Cream Of Cauliflower Soup - cooking recipe

Ingredients
    2 c. fresh cauliflowerets
    4 c. boiling water
    1/2 tsp. salt
    1 to 2 bouillon cubes (according to taste)
    1/4 c. margarine
    1/4 c. flour
    1/2 c. light cream or milk
    1/2 tsp. ground nutmeg
    1/3 tsp. ground black pepper
    parsley
    1/4 lb. American cheese, shredded (optional)
Preparation
    Cook cauliflowerets in boiling water and salt until tender, 5 to 8 minutes.
    Drain water from cauliflower into bowl.
    Add bouillon cubes and mix well.
    Reserve cooked cauliflower.
    Melt margarine in 2-quart saucepan.
    Blend in flour.
    Remove from heat and stir in cauliflower water, cream or milk and cheese.

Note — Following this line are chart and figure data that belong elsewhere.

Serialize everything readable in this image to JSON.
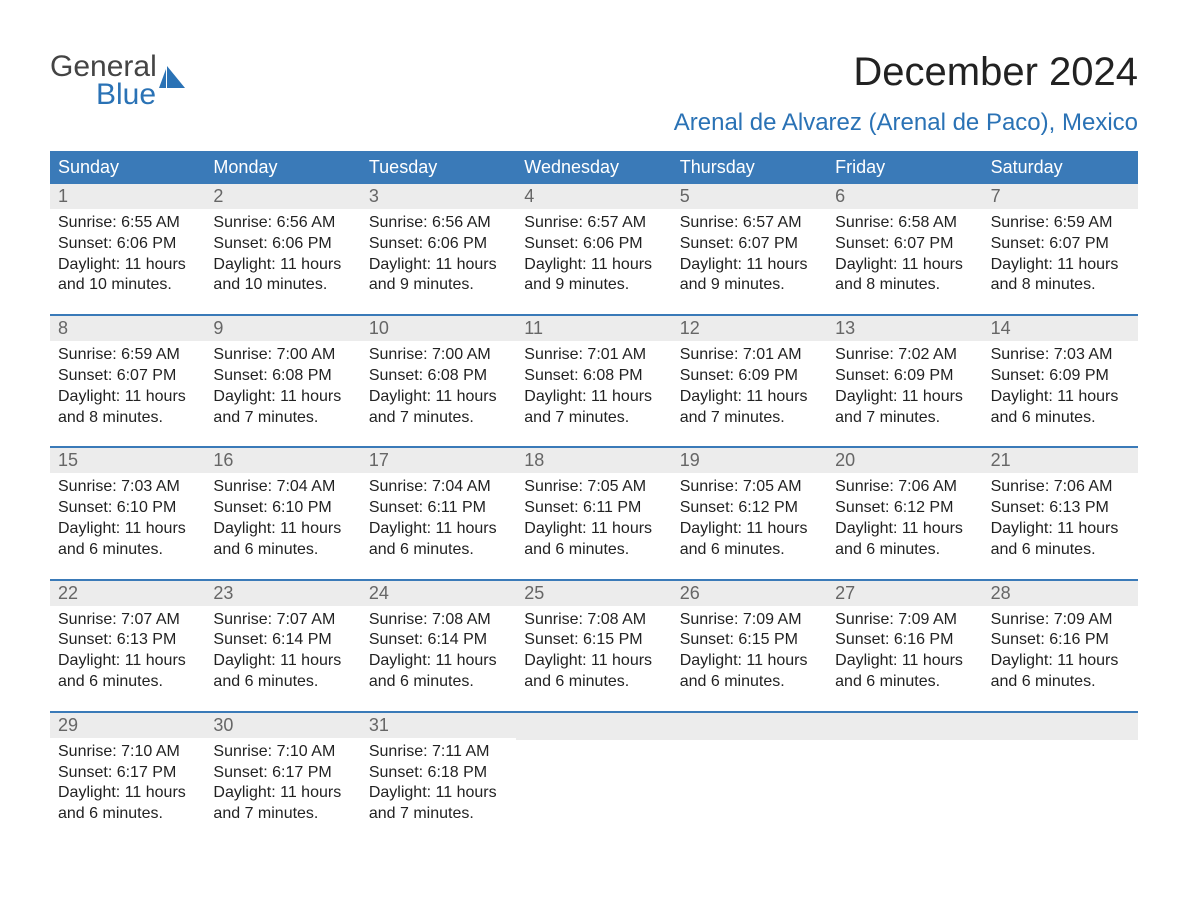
{
  "brand": {
    "word1": "General",
    "word2": "Blue",
    "logo_color": "#2a72b5",
    "text_color_top": "#444444"
  },
  "header": {
    "month": "December 2024",
    "location": "Arenal de Alvarez (Arenal de Paco), Mexico"
  },
  "colors": {
    "header_bg": "#3a7ab8",
    "header_text": "#ffffff",
    "week_border": "#3a7ab8",
    "daynum_bg": "#ececec",
    "daynum_text": "#666666",
    "body_text": "#222222"
  },
  "day_names": [
    "Sunday",
    "Monday",
    "Tuesday",
    "Wednesday",
    "Thursday",
    "Friday",
    "Saturday"
  ],
  "weeks": [
    [
      {
        "num": "1",
        "sunrise": "Sunrise: 6:55 AM",
        "sunset": "Sunset: 6:06 PM",
        "daylight1": "Daylight: 11 hours",
        "daylight2": "and 10 minutes."
      },
      {
        "num": "2",
        "sunrise": "Sunrise: 6:56 AM",
        "sunset": "Sunset: 6:06 PM",
        "daylight1": "Daylight: 11 hours",
        "daylight2": "and 10 minutes."
      },
      {
        "num": "3",
        "sunrise": "Sunrise: 6:56 AM",
        "sunset": "Sunset: 6:06 PM",
        "daylight1": "Daylight: 11 hours",
        "daylight2": "and 9 minutes."
      },
      {
        "num": "4",
        "sunrise": "Sunrise: 6:57 AM",
        "sunset": "Sunset: 6:06 PM",
        "daylight1": "Daylight: 11 hours",
        "daylight2": "and 9 minutes."
      },
      {
        "num": "5",
        "sunrise": "Sunrise: 6:57 AM",
        "sunset": "Sunset: 6:07 PM",
        "daylight1": "Daylight: 11 hours",
        "daylight2": "and 9 minutes."
      },
      {
        "num": "6",
        "sunrise": "Sunrise: 6:58 AM",
        "sunset": "Sunset: 6:07 PM",
        "daylight1": "Daylight: 11 hours",
        "daylight2": "and 8 minutes."
      },
      {
        "num": "7",
        "sunrise": "Sunrise: 6:59 AM",
        "sunset": "Sunset: 6:07 PM",
        "daylight1": "Daylight: 11 hours",
        "daylight2": "and 8 minutes."
      }
    ],
    [
      {
        "num": "8",
        "sunrise": "Sunrise: 6:59 AM",
        "sunset": "Sunset: 6:07 PM",
        "daylight1": "Daylight: 11 hours",
        "daylight2": "and 8 minutes."
      },
      {
        "num": "9",
        "sunrise": "Sunrise: 7:00 AM",
        "sunset": "Sunset: 6:08 PM",
        "daylight1": "Daylight: 11 hours",
        "daylight2": "and 7 minutes."
      },
      {
        "num": "10",
        "sunrise": "Sunrise: 7:00 AM",
        "sunset": "Sunset: 6:08 PM",
        "daylight1": "Daylight: 11 hours",
        "daylight2": "and 7 minutes."
      },
      {
        "num": "11",
        "sunrise": "Sunrise: 7:01 AM",
        "sunset": "Sunset: 6:08 PM",
        "daylight1": "Daylight: 11 hours",
        "daylight2": "and 7 minutes."
      },
      {
        "num": "12",
        "sunrise": "Sunrise: 7:01 AM",
        "sunset": "Sunset: 6:09 PM",
        "daylight1": "Daylight: 11 hours",
        "daylight2": "and 7 minutes."
      },
      {
        "num": "13",
        "sunrise": "Sunrise: 7:02 AM",
        "sunset": "Sunset: 6:09 PM",
        "daylight1": "Daylight: 11 hours",
        "daylight2": "and 7 minutes."
      },
      {
        "num": "14",
        "sunrise": "Sunrise: 7:03 AM",
        "sunset": "Sunset: 6:09 PM",
        "daylight1": "Daylight: 11 hours",
        "daylight2": "and 6 minutes."
      }
    ],
    [
      {
        "num": "15",
        "sunrise": "Sunrise: 7:03 AM",
        "sunset": "Sunset: 6:10 PM",
        "daylight1": "Daylight: 11 hours",
        "daylight2": "and 6 minutes."
      },
      {
        "num": "16",
        "sunrise": "Sunrise: 7:04 AM",
        "sunset": "Sunset: 6:10 PM",
        "daylight1": "Daylight: 11 hours",
        "daylight2": "and 6 minutes."
      },
      {
        "num": "17",
        "sunrise": "Sunrise: 7:04 AM",
        "sunset": "Sunset: 6:11 PM",
        "daylight1": "Daylight: 11 hours",
        "daylight2": "and 6 minutes."
      },
      {
        "num": "18",
        "sunrise": "Sunrise: 7:05 AM",
        "sunset": "Sunset: 6:11 PM",
        "daylight1": "Daylight: 11 hours",
        "daylight2": "and 6 minutes."
      },
      {
        "num": "19",
        "sunrise": "Sunrise: 7:05 AM",
        "sunset": "Sunset: 6:12 PM",
        "daylight1": "Daylight: 11 hours",
        "daylight2": "and 6 minutes."
      },
      {
        "num": "20",
        "sunrise": "Sunrise: 7:06 AM",
        "sunset": "Sunset: 6:12 PM",
        "daylight1": "Daylight: 11 hours",
        "daylight2": "and 6 minutes."
      },
      {
        "num": "21",
        "sunrise": "Sunrise: 7:06 AM",
        "sunset": "Sunset: 6:13 PM",
        "daylight1": "Daylight: 11 hours",
        "daylight2": "and 6 minutes."
      }
    ],
    [
      {
        "num": "22",
        "sunrise": "Sunrise: 7:07 AM",
        "sunset": "Sunset: 6:13 PM",
        "daylight1": "Daylight: 11 hours",
        "daylight2": "and 6 minutes."
      },
      {
        "num": "23",
        "sunrise": "Sunrise: 7:07 AM",
        "sunset": "Sunset: 6:14 PM",
        "daylight1": "Daylight: 11 hours",
        "daylight2": "and 6 minutes."
      },
      {
        "num": "24",
        "sunrise": "Sunrise: 7:08 AM",
        "sunset": "Sunset: 6:14 PM",
        "daylight1": "Daylight: 11 hours",
        "daylight2": "and 6 minutes."
      },
      {
        "num": "25",
        "sunrise": "Sunrise: 7:08 AM",
        "sunset": "Sunset: 6:15 PM",
        "daylight1": "Daylight: 11 hours",
        "daylight2": "and 6 minutes."
      },
      {
        "num": "26",
        "sunrise": "Sunrise: 7:09 AM",
        "sunset": "Sunset: 6:15 PM",
        "daylight1": "Daylight: 11 hours",
        "daylight2": "and 6 minutes."
      },
      {
        "num": "27",
        "sunrise": "Sunrise: 7:09 AM",
        "sunset": "Sunset: 6:16 PM",
        "daylight1": "Daylight: 11 hours",
        "daylight2": "and 6 minutes."
      },
      {
        "num": "28",
        "sunrise": "Sunrise: 7:09 AM",
        "sunset": "Sunset: 6:16 PM",
        "daylight1": "Daylight: 11 hours",
        "daylight2": "and 6 minutes."
      }
    ],
    [
      {
        "num": "29",
        "sunrise": "Sunrise: 7:10 AM",
        "sunset": "Sunset: 6:17 PM",
        "daylight1": "Daylight: 11 hours",
        "daylight2": "and 6 minutes."
      },
      {
        "num": "30",
        "sunrise": "Sunrise: 7:10 AM",
        "sunset": "Sunset: 6:17 PM",
        "daylight1": "Daylight: 11 hours",
        "daylight2": "and 7 minutes."
      },
      {
        "num": "31",
        "sunrise": "Sunrise: 7:11 AM",
        "sunset": "Sunset: 6:18 PM",
        "daylight1": "Daylight: 11 hours",
        "daylight2": "and 7 minutes."
      },
      null,
      null,
      null,
      null
    ]
  ]
}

    Add nutmeg and pepper.
    Stir and cook over medium heat for 4 to 5 minutes or until mixture begins to thicken.
    Add cooked cauliflowerets and heat 1 minute.
    Serve hot, garnished with chopped fresh parsley.
    Yield:
    6 servings.
    Can use broccoli and potatoes using dill for seasoning.